We cannot agree with this analysis.
Although the legislative history indicates that the policy behind section 704.115(e) is to limit the exemption for plans that are controlled by one person, the statute says what it says, and it was improper for the bankruptcy court to read beyond it. If the California legislature intended to treat closely held corporations differently than large corporations, it could have done so explicitly.
The bankruptcy court's observations have immense practical significance, and probably constitute a better approach than the California statute. We recognize the odd result the statute creates — one-person medical corporations are treated the same as General Motors, creating the opportunity for shareholders of tiny corporations to abuse the exemption scheme — but we may not disregard the statute's language to address problems properly left to the legislature.
We also fear that the bankruptcy court's approach creates an unnecessary ambiguity in the plain language of the statute. "[T]he power of the lawyer is in the uncertainty of the law. . . . [H]is wish [is] to see all waters troubled: — why? as feeling himself, in so superior a degree, a master of the art of fishing in them." Letter from Jeremy Bentham to Sir Jas.

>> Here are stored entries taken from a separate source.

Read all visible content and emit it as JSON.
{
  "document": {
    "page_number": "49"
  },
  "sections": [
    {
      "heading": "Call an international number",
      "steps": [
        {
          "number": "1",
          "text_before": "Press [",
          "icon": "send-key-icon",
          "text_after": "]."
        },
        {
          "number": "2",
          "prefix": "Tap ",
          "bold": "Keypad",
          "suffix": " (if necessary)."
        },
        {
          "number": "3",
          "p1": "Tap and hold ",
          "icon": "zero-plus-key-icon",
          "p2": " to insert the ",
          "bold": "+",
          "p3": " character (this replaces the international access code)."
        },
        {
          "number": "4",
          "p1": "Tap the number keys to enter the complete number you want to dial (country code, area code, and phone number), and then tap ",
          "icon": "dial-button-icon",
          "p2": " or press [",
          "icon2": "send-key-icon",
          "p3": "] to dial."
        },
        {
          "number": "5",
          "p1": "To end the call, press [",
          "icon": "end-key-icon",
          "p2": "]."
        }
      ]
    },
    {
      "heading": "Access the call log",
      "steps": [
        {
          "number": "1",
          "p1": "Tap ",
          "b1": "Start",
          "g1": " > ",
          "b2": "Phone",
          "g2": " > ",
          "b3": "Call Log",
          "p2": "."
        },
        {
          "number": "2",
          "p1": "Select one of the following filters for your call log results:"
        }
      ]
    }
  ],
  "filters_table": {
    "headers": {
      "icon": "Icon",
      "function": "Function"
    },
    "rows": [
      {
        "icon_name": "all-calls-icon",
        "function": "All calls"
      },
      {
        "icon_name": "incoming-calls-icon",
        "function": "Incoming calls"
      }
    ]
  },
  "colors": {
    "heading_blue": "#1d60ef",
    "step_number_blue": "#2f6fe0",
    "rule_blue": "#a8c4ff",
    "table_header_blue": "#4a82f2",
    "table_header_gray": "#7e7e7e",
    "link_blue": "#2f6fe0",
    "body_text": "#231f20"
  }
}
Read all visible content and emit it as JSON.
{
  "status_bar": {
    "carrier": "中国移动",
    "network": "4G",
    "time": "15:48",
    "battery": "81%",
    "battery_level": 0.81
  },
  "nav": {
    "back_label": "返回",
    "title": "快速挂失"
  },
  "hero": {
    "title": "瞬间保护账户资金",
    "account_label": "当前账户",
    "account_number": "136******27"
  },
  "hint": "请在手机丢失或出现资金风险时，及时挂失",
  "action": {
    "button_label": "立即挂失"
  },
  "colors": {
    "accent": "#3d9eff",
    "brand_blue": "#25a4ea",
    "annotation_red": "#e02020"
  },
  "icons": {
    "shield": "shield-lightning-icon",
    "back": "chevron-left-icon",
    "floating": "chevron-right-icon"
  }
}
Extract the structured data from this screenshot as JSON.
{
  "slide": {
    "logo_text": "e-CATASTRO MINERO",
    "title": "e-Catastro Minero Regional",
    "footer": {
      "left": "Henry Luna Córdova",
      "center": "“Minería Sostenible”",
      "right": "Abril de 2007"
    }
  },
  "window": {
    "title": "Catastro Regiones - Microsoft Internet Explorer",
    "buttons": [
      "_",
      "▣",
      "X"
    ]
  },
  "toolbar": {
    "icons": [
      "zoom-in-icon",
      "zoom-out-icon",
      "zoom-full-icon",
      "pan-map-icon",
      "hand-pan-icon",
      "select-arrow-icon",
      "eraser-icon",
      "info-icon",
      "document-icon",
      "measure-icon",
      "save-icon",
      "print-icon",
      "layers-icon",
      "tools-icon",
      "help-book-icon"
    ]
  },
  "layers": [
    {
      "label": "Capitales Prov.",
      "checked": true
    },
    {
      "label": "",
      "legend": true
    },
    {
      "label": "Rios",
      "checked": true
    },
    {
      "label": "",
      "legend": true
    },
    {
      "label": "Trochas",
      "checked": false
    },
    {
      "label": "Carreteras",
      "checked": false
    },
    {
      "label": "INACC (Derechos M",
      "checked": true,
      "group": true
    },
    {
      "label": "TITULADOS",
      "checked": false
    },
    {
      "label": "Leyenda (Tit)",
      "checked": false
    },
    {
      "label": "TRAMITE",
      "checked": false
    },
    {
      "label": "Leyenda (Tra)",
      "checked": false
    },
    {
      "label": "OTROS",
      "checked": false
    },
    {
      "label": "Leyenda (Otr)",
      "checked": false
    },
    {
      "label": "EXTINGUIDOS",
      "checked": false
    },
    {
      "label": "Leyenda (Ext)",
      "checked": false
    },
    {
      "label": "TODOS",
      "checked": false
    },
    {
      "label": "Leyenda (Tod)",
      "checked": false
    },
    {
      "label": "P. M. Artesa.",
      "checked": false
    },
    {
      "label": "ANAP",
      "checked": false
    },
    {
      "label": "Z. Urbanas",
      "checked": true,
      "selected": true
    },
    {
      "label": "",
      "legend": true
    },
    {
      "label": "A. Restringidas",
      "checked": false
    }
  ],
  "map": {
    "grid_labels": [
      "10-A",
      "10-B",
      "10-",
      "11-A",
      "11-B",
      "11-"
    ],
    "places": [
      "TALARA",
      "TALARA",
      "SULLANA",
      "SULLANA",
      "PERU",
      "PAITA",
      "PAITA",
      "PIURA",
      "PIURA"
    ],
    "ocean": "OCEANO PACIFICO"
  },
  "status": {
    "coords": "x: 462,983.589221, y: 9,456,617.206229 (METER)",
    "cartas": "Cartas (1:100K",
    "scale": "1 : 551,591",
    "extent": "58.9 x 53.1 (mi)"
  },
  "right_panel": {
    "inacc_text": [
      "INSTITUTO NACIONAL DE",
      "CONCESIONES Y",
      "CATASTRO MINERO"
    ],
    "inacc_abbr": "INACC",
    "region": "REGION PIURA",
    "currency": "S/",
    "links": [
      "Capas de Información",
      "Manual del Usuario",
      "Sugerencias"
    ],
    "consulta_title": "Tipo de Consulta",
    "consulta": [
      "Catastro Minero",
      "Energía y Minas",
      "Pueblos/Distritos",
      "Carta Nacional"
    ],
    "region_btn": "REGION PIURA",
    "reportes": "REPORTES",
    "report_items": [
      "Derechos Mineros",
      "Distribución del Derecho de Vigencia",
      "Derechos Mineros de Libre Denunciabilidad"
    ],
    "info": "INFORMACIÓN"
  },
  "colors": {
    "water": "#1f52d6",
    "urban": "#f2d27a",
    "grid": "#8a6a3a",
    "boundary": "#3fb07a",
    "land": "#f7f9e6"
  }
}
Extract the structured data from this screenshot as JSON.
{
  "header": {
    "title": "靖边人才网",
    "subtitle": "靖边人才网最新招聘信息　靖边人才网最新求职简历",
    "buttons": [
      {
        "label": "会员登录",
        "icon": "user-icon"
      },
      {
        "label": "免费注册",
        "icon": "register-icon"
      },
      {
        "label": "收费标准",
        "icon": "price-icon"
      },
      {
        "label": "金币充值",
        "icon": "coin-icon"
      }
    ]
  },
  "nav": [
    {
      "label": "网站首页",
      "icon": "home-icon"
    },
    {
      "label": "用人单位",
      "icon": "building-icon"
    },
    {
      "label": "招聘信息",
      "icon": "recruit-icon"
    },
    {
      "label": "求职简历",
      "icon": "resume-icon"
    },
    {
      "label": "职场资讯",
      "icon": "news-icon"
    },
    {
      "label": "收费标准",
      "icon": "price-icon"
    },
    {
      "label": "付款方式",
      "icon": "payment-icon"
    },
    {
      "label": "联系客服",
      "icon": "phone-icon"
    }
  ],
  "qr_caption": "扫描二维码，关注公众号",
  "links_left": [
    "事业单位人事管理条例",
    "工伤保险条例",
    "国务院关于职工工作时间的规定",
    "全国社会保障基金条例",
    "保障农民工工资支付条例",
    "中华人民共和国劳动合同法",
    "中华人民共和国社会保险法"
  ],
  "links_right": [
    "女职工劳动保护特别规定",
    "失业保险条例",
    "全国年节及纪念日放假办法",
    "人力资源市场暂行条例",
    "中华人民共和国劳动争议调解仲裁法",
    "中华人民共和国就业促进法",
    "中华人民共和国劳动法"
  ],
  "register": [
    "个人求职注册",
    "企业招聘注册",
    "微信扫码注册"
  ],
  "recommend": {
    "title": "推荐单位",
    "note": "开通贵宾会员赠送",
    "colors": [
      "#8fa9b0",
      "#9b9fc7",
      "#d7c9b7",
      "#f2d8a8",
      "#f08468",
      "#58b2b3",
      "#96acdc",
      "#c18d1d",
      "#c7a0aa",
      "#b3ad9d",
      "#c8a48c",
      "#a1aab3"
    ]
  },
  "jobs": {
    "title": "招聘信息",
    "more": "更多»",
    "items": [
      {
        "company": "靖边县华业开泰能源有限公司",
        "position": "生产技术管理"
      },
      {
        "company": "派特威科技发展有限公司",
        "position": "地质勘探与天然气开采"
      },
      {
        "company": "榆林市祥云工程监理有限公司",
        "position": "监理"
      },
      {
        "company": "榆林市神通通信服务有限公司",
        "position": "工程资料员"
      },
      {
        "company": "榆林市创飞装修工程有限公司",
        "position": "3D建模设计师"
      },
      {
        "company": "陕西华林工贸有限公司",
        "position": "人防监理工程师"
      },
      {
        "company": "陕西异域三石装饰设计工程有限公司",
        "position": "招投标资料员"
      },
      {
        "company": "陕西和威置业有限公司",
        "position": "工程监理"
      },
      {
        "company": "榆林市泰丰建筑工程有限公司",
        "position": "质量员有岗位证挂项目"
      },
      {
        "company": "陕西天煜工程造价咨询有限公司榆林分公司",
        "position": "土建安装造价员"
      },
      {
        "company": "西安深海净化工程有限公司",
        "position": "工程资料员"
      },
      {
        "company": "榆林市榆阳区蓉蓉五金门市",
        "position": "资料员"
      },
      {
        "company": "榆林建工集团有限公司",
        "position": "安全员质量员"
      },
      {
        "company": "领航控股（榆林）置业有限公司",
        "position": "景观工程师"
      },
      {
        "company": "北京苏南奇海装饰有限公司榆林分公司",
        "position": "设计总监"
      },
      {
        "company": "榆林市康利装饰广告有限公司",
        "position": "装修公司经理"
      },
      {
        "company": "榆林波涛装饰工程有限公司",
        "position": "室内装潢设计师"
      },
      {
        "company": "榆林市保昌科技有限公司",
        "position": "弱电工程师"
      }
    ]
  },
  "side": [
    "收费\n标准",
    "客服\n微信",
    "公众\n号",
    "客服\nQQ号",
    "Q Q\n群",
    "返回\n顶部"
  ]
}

Mackintosh (1808), reprinted in 10 The Works of Jeremy Bentham 429 (J. Bowring ed. 1962). If corporations with one shareholder are not really corporations, how about corporations with two shareholders? Or three? Or four? When would a closely held corporation become a "real" corporation for the purpose of California exemption law? We are not willing to open the floodgate for this sort of litigation. The bankruptcy court's interpretation of the statute muddies the waters in a difficult area of the law, and ignores the plain language of the statute in the process. Accordingly, the district court's affirmance of the bankruptcy court's decision is REVERSED and the matter is REMANDED for proceedings consistent with this opinion.